A good mesh is possibly the most important component of a successful CFD simulation. But how do you know when your mesh is good enough? From your basic CFD course/training you remember terms like orthogonal angle, expansion factor and aspect ratio, and most meshing programs and CFD solvers displays these parameters as “mesh quality”. This is useful, but not sufficient to determine if your mesh is good.
Good mesh quality, bad mesh
The reason is as follows. A mesh is a spatial discretization of your domain. Depending on your solver, discretization of governing equations and so on, you will have errors that depend on (Δ𝑥)𝑛, with n= 1 or 2 as typical values. We see that the size of the elements is of absolute importance. The above-mentioned parameters do not include the size of the mesh elements, just the shape!
It is therefore clear that we need an additional measure of mesh quality. What we will use is a term called convergence. This is probably a known term for most, and the idea is to check whether your solution has converged to the exact numerical value (who knows how it compares with the real world though). The figure on the left below shows some error plotted with the number of elements in a mesh. This should be familiar. More advanced users may recognize the figure to the right as well, where the same values are plotted in a log-log plot. The right figure shows the convergence rate. It is a measure of how quickly your solution converges. It is still difficult to quantify the error, more than a visual examination.
Introducing the “Grid Convergence Index” (GCI). It is an industry-approved way of measuring the discretization error of your mesh. The details involve a bit of math, but the idea comes from the figures above; an extrapolation to the assumed converged value.
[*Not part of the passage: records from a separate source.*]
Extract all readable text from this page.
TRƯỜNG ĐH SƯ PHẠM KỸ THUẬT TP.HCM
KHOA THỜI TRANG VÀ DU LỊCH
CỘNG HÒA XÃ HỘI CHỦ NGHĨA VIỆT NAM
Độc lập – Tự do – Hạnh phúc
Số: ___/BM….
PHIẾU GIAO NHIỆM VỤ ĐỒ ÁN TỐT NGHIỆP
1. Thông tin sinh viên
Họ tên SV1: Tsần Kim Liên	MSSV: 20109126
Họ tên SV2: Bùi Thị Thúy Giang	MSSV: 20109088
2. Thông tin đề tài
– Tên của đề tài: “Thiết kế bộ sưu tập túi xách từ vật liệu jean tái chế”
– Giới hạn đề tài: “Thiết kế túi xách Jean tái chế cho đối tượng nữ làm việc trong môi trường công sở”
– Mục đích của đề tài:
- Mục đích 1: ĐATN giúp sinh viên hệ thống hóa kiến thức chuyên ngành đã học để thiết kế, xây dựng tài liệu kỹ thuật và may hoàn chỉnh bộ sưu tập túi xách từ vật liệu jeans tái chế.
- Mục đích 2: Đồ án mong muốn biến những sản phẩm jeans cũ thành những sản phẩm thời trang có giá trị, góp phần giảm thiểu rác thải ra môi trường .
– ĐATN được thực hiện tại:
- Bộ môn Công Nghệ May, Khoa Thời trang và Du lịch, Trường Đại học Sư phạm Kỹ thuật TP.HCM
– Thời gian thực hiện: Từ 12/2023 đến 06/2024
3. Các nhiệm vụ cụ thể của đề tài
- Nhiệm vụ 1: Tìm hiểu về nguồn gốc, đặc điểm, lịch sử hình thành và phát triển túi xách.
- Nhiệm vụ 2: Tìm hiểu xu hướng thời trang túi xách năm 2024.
The method is remarkably simple:
• Choose a parameter defining your simulation (forces, velocities, frequencies etc.)
• Extract parameter at 3 different mesh densities
• Let the GCI do the rest
The result is a percentage value of how large your mesh error is. The detailed procedure can be found in .
Top tip: Use 5 minutes and create a GCI- calculator in excel. This way, checking for mesh convergence will be the easiest part of your future simulations.
 I. Celik, “Procedure for Estimation and Reporting of Uncertainty Due to Discretization in CFD Applications,” J. Fluids Eng., vol. 130, no. 7, pp. 078001-078001-4, Jul. 2008.